Although it is not the highest peak in the Chisos Mountains (not even in the top three, in fact), Casa Grande might be the range’s most distinctive and commanding one due to its sheer cliffs and its commanding position above the lodge and campground in the Basin, the busiest section of Big Bend National Park.
As one would expect, the summit views are sweeping, and standing at the edge of the sheer cliffs of the northeastern face can feel a little dizzying. Contrary to what one would expect from below, there is no view straight down to the lodge area; you will have to get on one of the false summits if you want that.
Despite the allure of the dramatic cliffs, technical climbing is not a great idea here and in most other parts of Big Bend. The rock tends to be both loose and friable. Legendary climbers Herb and Jan Conn did climb a line somewhere on the north face, and that route has apparently never seen a repeat ascent.
Instead, the main routes to the summit are more pedestrian, though not without their own challenges.
The first, and seemingly the more used, is via the Lost Mine Trail. Drive to Panther Pass and park at the trailhead, which can fill by 9 during peak visitation times.

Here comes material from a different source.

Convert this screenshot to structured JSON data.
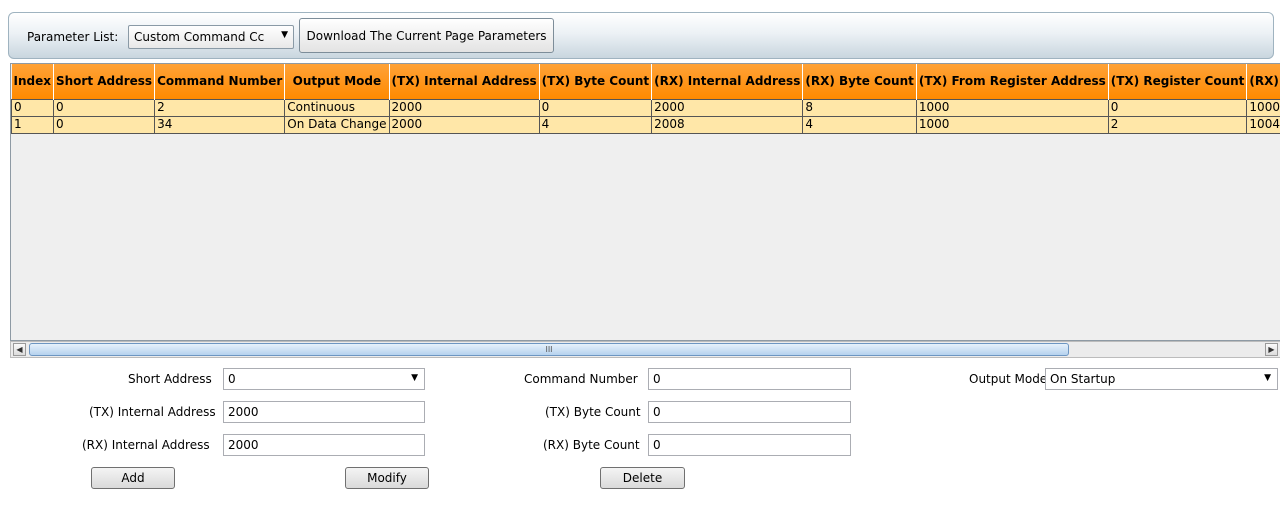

Hike about a mile to a pass and then strike out on the ridge leading to Casa Grande. There is a climber’s trail almost the entire way, but you will still have to deal with some steep scree and some brush.

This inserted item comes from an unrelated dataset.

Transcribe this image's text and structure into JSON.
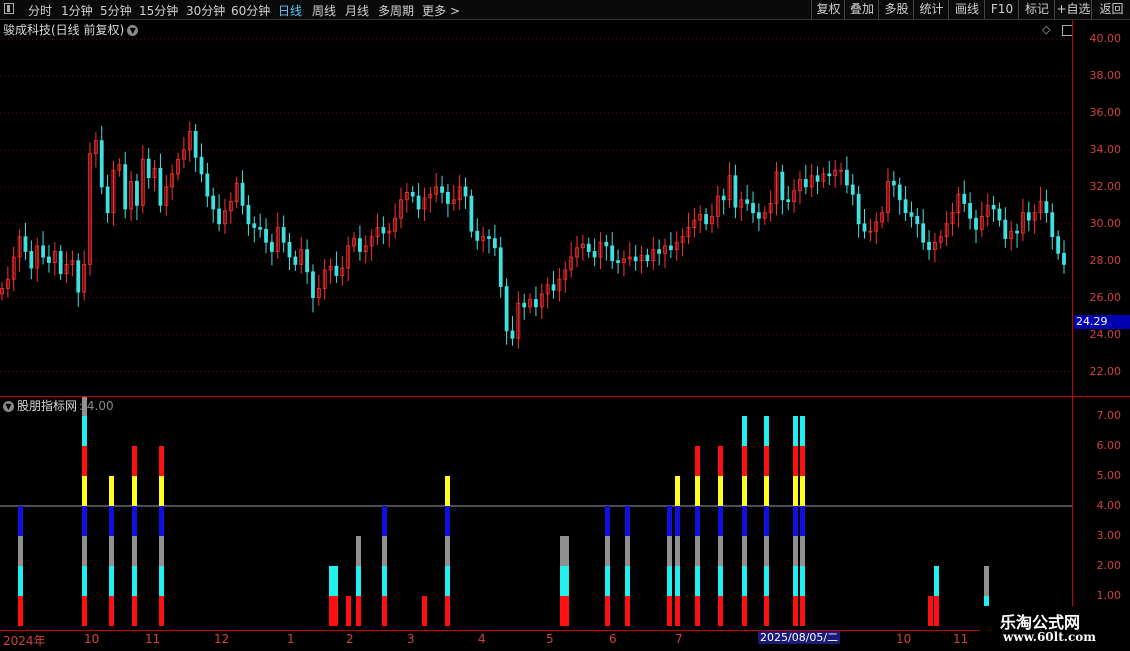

The second is via the massive slide on the south side of the peak. From the lodge area, hike about a mile or so on the trail system to Emory Peak and the South Rim. Leave the trail and bushwhack (denser than you might expect) to the slide.
Both routes converge at a notch just below the summit. The use trail winds up to the summit, making the easiest way up no harder than Class 2, but at the notch, there is a dry waterfall (look for the very dark rock) that provides a fun Class 4 or low 5 way to the top.

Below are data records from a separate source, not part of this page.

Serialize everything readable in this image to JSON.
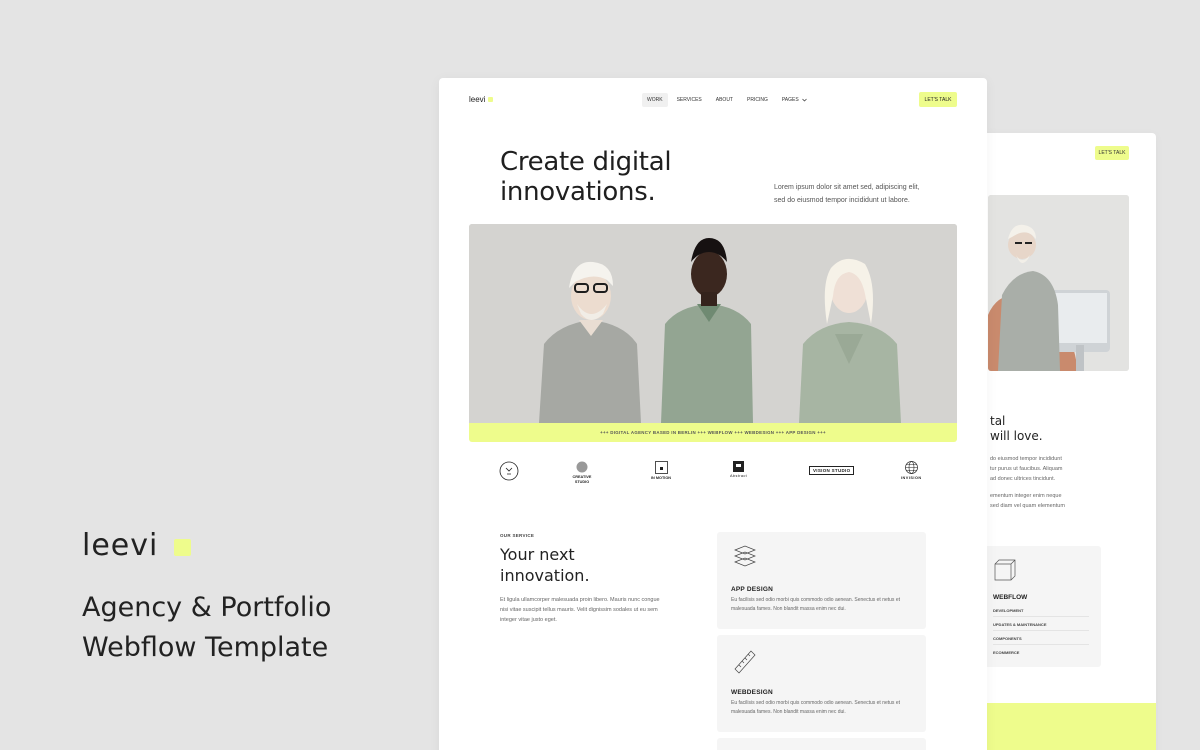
{
  "brand": {
    "name": "leevi",
    "tagline_line1": "Agency & Portfolio",
    "tagline_line2": "Webflow Template",
    "accent_color": "#eefc8c"
  },
  "nav": {
    "logo": "leevi",
    "items": [
      {
        "label": "WORK",
        "active": true
      },
      {
        "label": "SERVICES",
        "active": false
      },
      {
        "label": "ABOUT",
        "active": false
      },
      {
        "label": "PRICING",
        "active": false
      },
      {
        "label": "PAGES",
        "active": false,
        "dropdown": true
      }
    ],
    "cta": "LET'S TALK"
  },
  "hero": {
    "title_line1": "Create digital",
    "title_line2": "innovations.",
    "subtitle_line1": "Lorem ipsum dolor sit amet sed, adipiscing elit,",
    "subtitle_line2": "sed do eiusmod tempor incididunt ut labore.",
    "ticker": "+++ DIGITAL AGENCY BASED IN BERLIN +++ WEBFLOW +++ WEBDESIGN +++ APP DESIGN +++"
  },
  "logos": [
    {
      "label": "",
      "icon": "emblem-icon"
    },
    {
      "label": "CREATIVE STUDIO",
      "icon": "circle-logo-icon"
    },
    {
      "label": "IN MOTION",
      "icon": "square-frame-logo-icon"
    },
    {
      "label": "Abstract",
      "icon": "dark-square-logo-icon"
    },
    {
      "label": "VISION STUDIO",
      "icon": "vision-box-logo-icon"
    },
    {
      "label": "INVISION",
      "icon": "globe-logo-icon"
    }
  ],
  "services": {
    "label": "OUR SERVICE",
    "title_line1": "Your next",
    "title_line2": "innovation.",
    "text": "Et ligula ullamcorper malesuada proin libero. Mauris nunc congue nisi vitae suscipit tellus mauris. Velit dignissim sodales ut eu sem integer vitae justo eget.",
    "cards": [
      {
        "title": "APP DESIGN",
        "icon": "layers-icon",
        "desc": "Eu facilisis sed odio morbi quis commodo odio aenean. Senectus et netus et malesuada fames. Non blandit massa enim nec dui."
      },
      {
        "title": "WEBDESIGN",
        "icon": "ruler-icon",
        "desc": "Eu facilisis sed odio morbi quis commodo odio aenean. Senectus et netus et malesuada fames. Non blandit massa enim nec dui."
      }
    ]
  },
  "back_page": {
    "cta": "LET'S TALK",
    "heading_line1": "tal",
    "heading_line2": "will love.",
    "para1_l1": "do eiusmod tempor incididunt",
    "para1_l2": "tur purus ut faucibus. Aliquam",
    "para1_l3": "ad donec ultrices tincidunt.",
    "para2_l1": "ementum integer enim neque",
    "para2_l2": "sed diam vel quam elementum",
    "card_title": "WEBFLOW",
    "card_items": [
      "DEVELOPMENT",
      "UPDATES & MAINTENANCE",
      "COMPONENTS",
      "ECOMMERCE"
    ]
  }
}
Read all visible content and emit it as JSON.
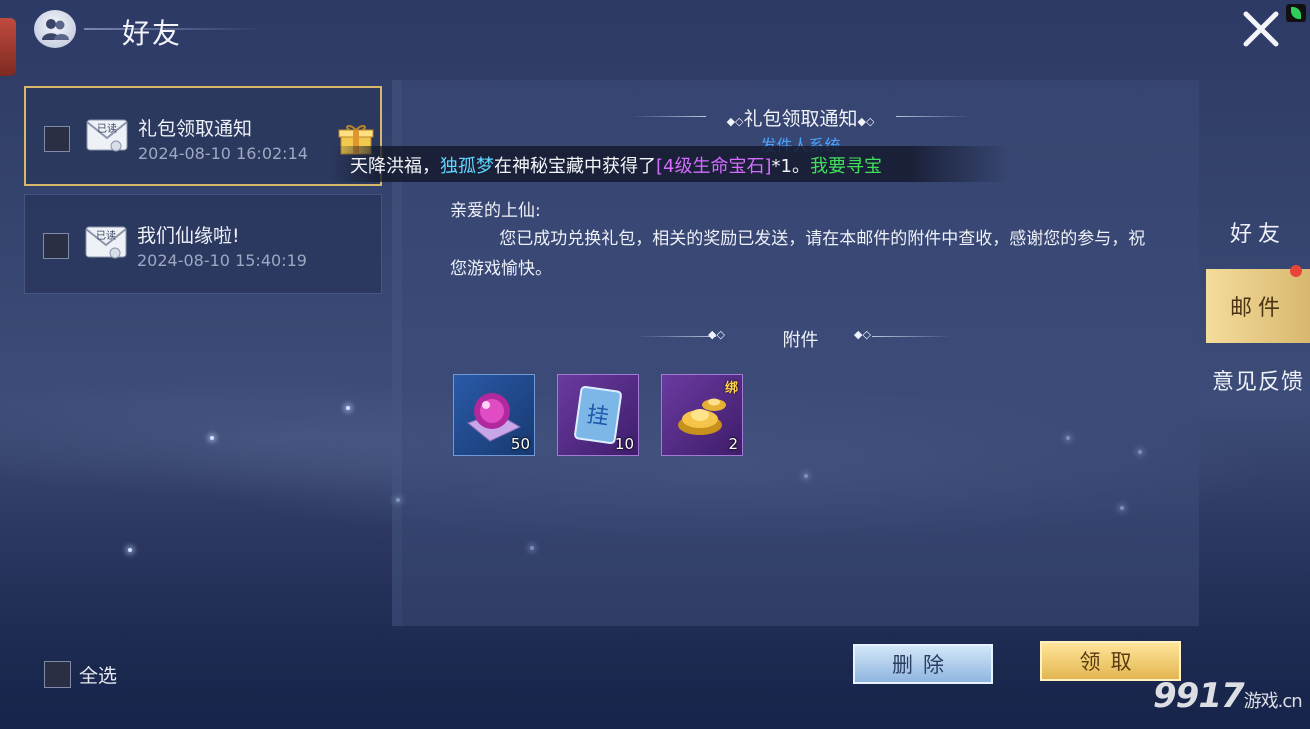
{
  "header": {
    "title": "好友"
  },
  "mails": [
    {
      "title": "礼包领取通知",
      "date": "2024-08-10 16:02:14",
      "read_stamp": "已读"
    },
    {
      "title": "我们仙缘啦!",
      "date": "2024-08-10 15:40:19",
      "read_stamp": "已读"
    }
  ],
  "select_all_label": "全选",
  "content": {
    "title": "礼包领取通知",
    "sender": "发件人系统",
    "greeting": "亲爱的上仙:",
    "body": "您已成功兑换礼包，相关的奖励已发送，请在本邮件的附件中查收，感谢您的参与，祝您游戏愉快。",
    "attachment_title": "附件",
    "attachments": [
      {
        "icon": "purple-orb-icon",
        "count": "50",
        "rarity": "blue"
      },
      {
        "icon": "talisman-card-icon",
        "count": "10",
        "rarity": "purple",
        "glyph": "挂"
      },
      {
        "icon": "gold-ingot-icon",
        "count": "2",
        "rarity": "purple",
        "bind_label": "绑"
      }
    ]
  },
  "broadcast": {
    "prefix": "天降洪福，",
    "player": "独孤梦",
    "middle": "在神秘宝藏中获得了",
    "item": "[4级生命宝石]",
    "suffix": "*1。",
    "link": "我要寻宝"
  },
  "buttons": {
    "delete": "删除",
    "claim": "领取"
  },
  "tabs": [
    {
      "label": "好友",
      "active": false
    },
    {
      "label": "邮件",
      "active": true,
      "has_notice": true
    },
    {
      "label": "意见反馈",
      "active": false
    }
  ],
  "watermark": {
    "number": "9917",
    "site": "游戏",
    "domain": ".cn"
  },
  "colors": {
    "accent_gold": "#d8b76a",
    "sender_blue": "#4aa3ff",
    "player_cyan": "#5fd6ff",
    "item_purple": "#d56cff",
    "link_green": "#3fe05a"
  }
}
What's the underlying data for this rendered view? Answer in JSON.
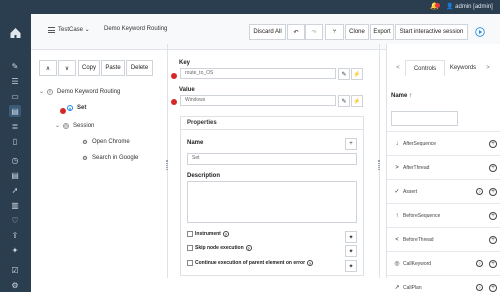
{
  "topbar": {
    "user": "admin [admin]"
  },
  "header": {
    "case_type": "TestCase ⌄",
    "name": "Demo Keyword Routing",
    "discard_all": "Discard All",
    "clone": "Clone",
    "export": "Export",
    "start_session": "Start interactive session"
  },
  "tree_toolbar": {
    "copy": "Copy",
    "paste": "Paste",
    "delete": "Delete",
    "up": "∧",
    "down": "∨"
  },
  "tree": {
    "root": "Demo Keyword Routing",
    "set": "Set",
    "session": "Session",
    "open_chrome": "Open Chrome",
    "search_google": "Search in Google"
  },
  "props": {
    "key_label": "Key",
    "key_value": "route_to_OS",
    "value_label": "Value",
    "value_value": "Windows",
    "properties_title": "Properties",
    "name_label": "Name",
    "name_value": "Set",
    "description_label": "Description",
    "instrument": "Instrument",
    "skip": "Skip node execution",
    "continue": "Continue execution of parent element on error"
  },
  "right": {
    "tab_controls": "Controls",
    "tab_keywords": "Keywords",
    "sort_label": "Name ↑",
    "items": [
      {
        "name": "AfterSequence",
        "icon": "↓"
      },
      {
        "name": "AfterThread",
        "icon": ">"
      },
      {
        "name": "Assert",
        "icon": "✓"
      },
      {
        "name": "BeforeSequence",
        "icon": "↑"
      },
      {
        "name": "BeforeThread",
        "icon": "<"
      },
      {
        "name": "CallKeyword",
        "icon": "◎"
      },
      {
        "name": "CallPlan",
        "icon": "↗"
      }
    ]
  }
}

If you can arrange a shuttle, go up via Lost Mine and down via the slide for a nice tour of the peak. I do not recommend the slide as an ascent route unless you love long, steep scree slogs.
By either route, one-way distance to the summit will be 2-3 miles with 2000-2300′ of elevation gain.
Inside the park, drive up the 6-mile road into the Chisos Basin. Park either at the Lost Mine Trailhead or the lodge area, depending on the route you choose.
The entry fee, good for a week, is now $25 (March 2017). Annual passes are available, as are interagency passes, which cover entry to all federal fee areas. The latter currently cost $80.
Before climbing, check the park website for possible area closures to protect nesting peregrine falcons. Several years ago, Casa Grande was closed for certain periods due to this. Presently, it is not, but other areas in the Chisos are.